Enduro-Rennen in Lägerdorf : Viel Staub, viel Schweiß, viel Spaß

Nur Fliegen ist schöner: Bei den zahlreichen Hindernissen im Wald an der Lägerdorfer Kreidegrube hoben die Fahrer gekonnt ab.
Nur Fliegen ist schöner: Bei den zahlreichen Hindernissen im Wald an der Lägerdorfer Kreidegrube hoben die Fahrer gekonnt ab.

Offroadscramble in Lägerdorf mit 250 Startern von 12 bis 65 Jahre – Lokalmatadore schneiden gut ab.

shz.de von
10. September 2018, 10:10 Uhr

Viel Staub wurde aufgewirbelt, und der Schweiß floss in Strömen: Der jährlich in der Kreidegrube Lägerdorf ausgerichtete „Offroadscramble“ war einmal mehr nichts für schwache Nerven. Zu dem von Wilhelm Peters und seiner Mannschaft „Nördliche Wälder“ veranstalteten Endurorennen kamen mehr als 250 Fahrer von 12 bis 65 Jahren mit ihren Geländemaschinen und viele Besucher.
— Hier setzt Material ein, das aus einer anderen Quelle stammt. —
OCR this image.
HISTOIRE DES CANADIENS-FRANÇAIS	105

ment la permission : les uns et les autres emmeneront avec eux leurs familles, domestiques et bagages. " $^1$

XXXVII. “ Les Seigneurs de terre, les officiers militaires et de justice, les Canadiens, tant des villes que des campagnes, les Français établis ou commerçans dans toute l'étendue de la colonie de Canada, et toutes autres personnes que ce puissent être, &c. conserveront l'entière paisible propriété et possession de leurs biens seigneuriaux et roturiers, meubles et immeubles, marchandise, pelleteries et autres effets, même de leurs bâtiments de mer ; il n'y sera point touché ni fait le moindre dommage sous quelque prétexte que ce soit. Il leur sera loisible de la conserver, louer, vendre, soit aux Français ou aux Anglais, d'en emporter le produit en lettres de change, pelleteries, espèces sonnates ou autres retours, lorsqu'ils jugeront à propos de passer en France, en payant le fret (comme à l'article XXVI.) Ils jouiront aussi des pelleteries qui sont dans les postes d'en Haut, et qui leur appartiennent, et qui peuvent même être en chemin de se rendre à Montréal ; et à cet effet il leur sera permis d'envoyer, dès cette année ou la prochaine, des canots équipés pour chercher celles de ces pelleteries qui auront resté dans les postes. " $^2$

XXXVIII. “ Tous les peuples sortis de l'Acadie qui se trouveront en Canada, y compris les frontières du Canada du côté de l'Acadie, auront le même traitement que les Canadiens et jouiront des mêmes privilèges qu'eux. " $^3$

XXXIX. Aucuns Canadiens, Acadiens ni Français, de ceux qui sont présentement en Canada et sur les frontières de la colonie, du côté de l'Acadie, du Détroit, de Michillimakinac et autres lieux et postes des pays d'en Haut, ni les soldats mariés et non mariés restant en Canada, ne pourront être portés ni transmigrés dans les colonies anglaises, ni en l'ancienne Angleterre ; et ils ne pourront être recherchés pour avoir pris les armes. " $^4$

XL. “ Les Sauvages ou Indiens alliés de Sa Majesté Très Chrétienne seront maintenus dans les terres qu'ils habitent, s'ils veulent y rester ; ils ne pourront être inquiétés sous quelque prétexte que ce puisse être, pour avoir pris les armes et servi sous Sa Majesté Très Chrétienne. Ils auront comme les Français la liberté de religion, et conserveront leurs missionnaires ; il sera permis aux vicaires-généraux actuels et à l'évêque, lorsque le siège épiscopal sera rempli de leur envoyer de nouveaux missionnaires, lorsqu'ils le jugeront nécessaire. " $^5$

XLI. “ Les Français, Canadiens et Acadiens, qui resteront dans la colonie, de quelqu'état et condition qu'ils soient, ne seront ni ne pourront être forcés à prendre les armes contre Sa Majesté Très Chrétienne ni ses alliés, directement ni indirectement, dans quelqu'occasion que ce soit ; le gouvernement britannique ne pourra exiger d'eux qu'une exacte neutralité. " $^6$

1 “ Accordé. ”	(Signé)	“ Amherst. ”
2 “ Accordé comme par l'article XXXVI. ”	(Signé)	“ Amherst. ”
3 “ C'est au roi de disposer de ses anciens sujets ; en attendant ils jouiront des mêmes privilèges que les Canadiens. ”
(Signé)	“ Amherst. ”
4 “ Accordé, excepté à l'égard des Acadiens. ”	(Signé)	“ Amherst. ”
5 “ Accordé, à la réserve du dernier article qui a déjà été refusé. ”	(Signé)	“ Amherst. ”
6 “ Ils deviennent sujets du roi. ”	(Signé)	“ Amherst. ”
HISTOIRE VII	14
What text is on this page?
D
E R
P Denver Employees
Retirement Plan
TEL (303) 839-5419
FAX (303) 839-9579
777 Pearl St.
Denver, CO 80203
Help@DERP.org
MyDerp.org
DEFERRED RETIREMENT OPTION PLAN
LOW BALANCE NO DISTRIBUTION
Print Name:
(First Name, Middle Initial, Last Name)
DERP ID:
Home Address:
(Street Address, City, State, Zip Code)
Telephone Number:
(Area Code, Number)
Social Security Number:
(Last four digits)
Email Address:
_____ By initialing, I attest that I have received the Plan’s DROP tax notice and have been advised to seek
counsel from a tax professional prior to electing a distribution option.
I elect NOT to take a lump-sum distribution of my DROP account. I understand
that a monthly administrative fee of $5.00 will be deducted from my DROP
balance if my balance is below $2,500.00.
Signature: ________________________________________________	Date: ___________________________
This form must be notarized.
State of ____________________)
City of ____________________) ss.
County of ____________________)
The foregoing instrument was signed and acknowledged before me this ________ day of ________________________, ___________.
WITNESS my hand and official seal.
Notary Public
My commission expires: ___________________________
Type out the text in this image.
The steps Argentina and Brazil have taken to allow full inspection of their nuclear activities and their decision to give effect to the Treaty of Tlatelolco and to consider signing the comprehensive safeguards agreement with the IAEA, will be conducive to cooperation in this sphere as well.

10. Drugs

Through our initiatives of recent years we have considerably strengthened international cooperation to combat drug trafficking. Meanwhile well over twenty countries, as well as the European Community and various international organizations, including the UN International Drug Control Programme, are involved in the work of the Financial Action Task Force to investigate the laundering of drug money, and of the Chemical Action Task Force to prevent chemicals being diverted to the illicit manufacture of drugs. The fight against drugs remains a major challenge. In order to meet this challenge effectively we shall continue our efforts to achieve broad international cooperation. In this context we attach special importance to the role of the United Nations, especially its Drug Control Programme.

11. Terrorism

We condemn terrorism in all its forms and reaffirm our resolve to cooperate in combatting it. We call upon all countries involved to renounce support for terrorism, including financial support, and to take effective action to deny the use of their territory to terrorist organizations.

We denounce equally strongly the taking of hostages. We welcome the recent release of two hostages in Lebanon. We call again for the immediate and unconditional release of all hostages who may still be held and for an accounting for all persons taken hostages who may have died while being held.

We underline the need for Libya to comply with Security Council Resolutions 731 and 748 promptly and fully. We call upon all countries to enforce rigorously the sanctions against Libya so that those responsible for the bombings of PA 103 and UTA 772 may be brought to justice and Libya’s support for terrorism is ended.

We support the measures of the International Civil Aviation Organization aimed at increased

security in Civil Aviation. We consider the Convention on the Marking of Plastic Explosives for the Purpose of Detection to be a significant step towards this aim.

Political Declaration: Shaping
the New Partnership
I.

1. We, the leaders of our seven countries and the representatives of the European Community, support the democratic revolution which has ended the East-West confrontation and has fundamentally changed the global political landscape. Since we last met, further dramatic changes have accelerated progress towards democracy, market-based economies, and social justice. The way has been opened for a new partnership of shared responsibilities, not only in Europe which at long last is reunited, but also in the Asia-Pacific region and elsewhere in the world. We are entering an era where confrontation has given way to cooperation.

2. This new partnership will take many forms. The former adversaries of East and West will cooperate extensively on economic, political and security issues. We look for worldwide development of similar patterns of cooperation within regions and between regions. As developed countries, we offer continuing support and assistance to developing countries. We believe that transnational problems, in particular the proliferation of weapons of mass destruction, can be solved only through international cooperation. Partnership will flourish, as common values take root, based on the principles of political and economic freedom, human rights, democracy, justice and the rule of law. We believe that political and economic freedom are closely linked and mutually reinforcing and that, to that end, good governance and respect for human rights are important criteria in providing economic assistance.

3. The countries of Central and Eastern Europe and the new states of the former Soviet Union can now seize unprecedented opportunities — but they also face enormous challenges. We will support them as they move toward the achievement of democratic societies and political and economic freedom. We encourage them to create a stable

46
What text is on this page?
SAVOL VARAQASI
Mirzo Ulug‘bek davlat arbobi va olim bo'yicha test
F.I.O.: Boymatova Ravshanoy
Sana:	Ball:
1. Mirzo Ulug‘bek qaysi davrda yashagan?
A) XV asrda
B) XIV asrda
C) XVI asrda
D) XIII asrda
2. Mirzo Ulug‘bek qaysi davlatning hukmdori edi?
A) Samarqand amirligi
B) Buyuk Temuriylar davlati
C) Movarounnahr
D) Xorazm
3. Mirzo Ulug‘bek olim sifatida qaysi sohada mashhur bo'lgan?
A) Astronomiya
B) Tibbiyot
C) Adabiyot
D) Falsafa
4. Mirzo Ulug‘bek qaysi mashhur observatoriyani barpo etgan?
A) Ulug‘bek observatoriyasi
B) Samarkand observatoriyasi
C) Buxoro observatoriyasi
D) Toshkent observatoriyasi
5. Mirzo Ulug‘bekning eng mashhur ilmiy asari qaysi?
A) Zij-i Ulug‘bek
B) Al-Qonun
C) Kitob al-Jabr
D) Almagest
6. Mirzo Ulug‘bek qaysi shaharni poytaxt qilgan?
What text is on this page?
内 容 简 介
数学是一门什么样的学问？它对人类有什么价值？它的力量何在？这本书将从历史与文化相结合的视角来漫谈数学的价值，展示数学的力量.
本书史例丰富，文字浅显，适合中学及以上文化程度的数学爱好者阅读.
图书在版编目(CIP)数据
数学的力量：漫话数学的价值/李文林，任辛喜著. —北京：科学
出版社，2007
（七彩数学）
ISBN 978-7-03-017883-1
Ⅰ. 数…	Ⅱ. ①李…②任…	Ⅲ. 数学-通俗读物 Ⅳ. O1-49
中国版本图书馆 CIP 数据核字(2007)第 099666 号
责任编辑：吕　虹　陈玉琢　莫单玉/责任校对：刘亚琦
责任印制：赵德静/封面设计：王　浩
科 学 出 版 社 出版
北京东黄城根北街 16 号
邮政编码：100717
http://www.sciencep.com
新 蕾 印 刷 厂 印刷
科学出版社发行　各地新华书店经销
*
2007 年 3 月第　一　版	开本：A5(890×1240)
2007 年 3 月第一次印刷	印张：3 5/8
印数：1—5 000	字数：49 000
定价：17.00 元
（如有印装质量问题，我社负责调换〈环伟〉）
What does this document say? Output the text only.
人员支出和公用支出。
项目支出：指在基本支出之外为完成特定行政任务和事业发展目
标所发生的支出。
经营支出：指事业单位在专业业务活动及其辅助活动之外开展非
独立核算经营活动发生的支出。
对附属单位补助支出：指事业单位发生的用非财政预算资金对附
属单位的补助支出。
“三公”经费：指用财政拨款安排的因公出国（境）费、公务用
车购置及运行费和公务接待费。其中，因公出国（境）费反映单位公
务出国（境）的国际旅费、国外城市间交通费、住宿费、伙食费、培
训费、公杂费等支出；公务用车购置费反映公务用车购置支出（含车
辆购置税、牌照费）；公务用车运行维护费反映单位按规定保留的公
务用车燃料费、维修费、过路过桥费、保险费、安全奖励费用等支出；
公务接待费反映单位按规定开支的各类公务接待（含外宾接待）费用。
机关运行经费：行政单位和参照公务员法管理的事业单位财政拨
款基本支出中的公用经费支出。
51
Mit 500 Zuschauern waren es zwar ein paar weniger als im vergangenen Jahr, aber die bekamen wieder packende Rennen zu sehen. Über drei Kilometer im Wald mit 35 Hindernissen und über das Feld eines benachbarten Bauern von zwei Kilometern gab es beherzte Rennen. Die Fahrer mussten in zwei Stunden so viele Runden wie möglich schaffen.

Gastfahrer Sascha Teixeira Da Cunha (30) aus Bönningstedt (Kreis Pinneberg), für den MC Parchim am Start, brachte es auf den Punkt: „Die Bodenverhältnisse waren schwer, man musste beim Überholen viel Staub schlucken, und die Hindernisse haben an den Kräften gezehrt.“ Er habe zum Schluss Krämpfe gehabt, aber die Zähne zusammen gebissen und war schließlich glücklich über seinen 3. Platz.

Veranstalter Peters (55) konnte es in der Seniorenklasse entspannt angehen lassen, wurde schließlich 6. von 29 Fahrern. Zum ersten Mal ist auch Mitorganisator Norbert Voß mitgefahren, wurde 40. von 65 Teilnehmern und musste dafür eine standesgemäße Bierdusche über sich ergehen lassen.

Seine Tochter Kimberly Voß (25), die seit 2006 mitfährt und seit 2010 in Lägerdorf dabei ist, hat in diesem Jahr die Damenklasse verlassen und fuhr bei den männlichen Junioren mit. Da ging es gleich zur Sache, stellte sie fest. Am Ende wurde sie 10.

Insgesamt erzielten die eigenen Fahrer zufriedenstellende Ergebnisse, bilanzierte Wilhelm Peters froh. Holger Feldhahn (43), der vor dem Rennen im Gesamtklassement auf dem 4. Platz lag, fuhr in der Klasse 6 (Senioren ab 40 Jahren) bei starker Konkurrenz auf den 10., Karsten Jessen in derselben Klasse auf den 4. Platz.

Der seit zwei Jahren neue Veranstalter der Gesamtserie, Christian Kröger, war zufrieden. „Die Strecke, die hier aufgebaut wurde, ist super, genau richtig für das Level – nicht zu einfach, nicht zu schwer und abwechslungsreich. Alle sind mit Freude jedes Jahr wieder dabei.“

Außer Konkurrenz nutzte Profi Sven Kiedrowski das Rennen als Trainingsstrecke; er hat bereits an der Europa- und der Deutschen Meisterschaft teilgenommen.

Auch die etwa 20 Fahrer aus dem Kreis Steinburg, die in fast allen Klassen vertreten waren, erzielten gute Ergebnisse. „Schließlich stand für alle der Spaß im Vordergrund, wie beim olympischen Motto“, so Wilhelm Peters.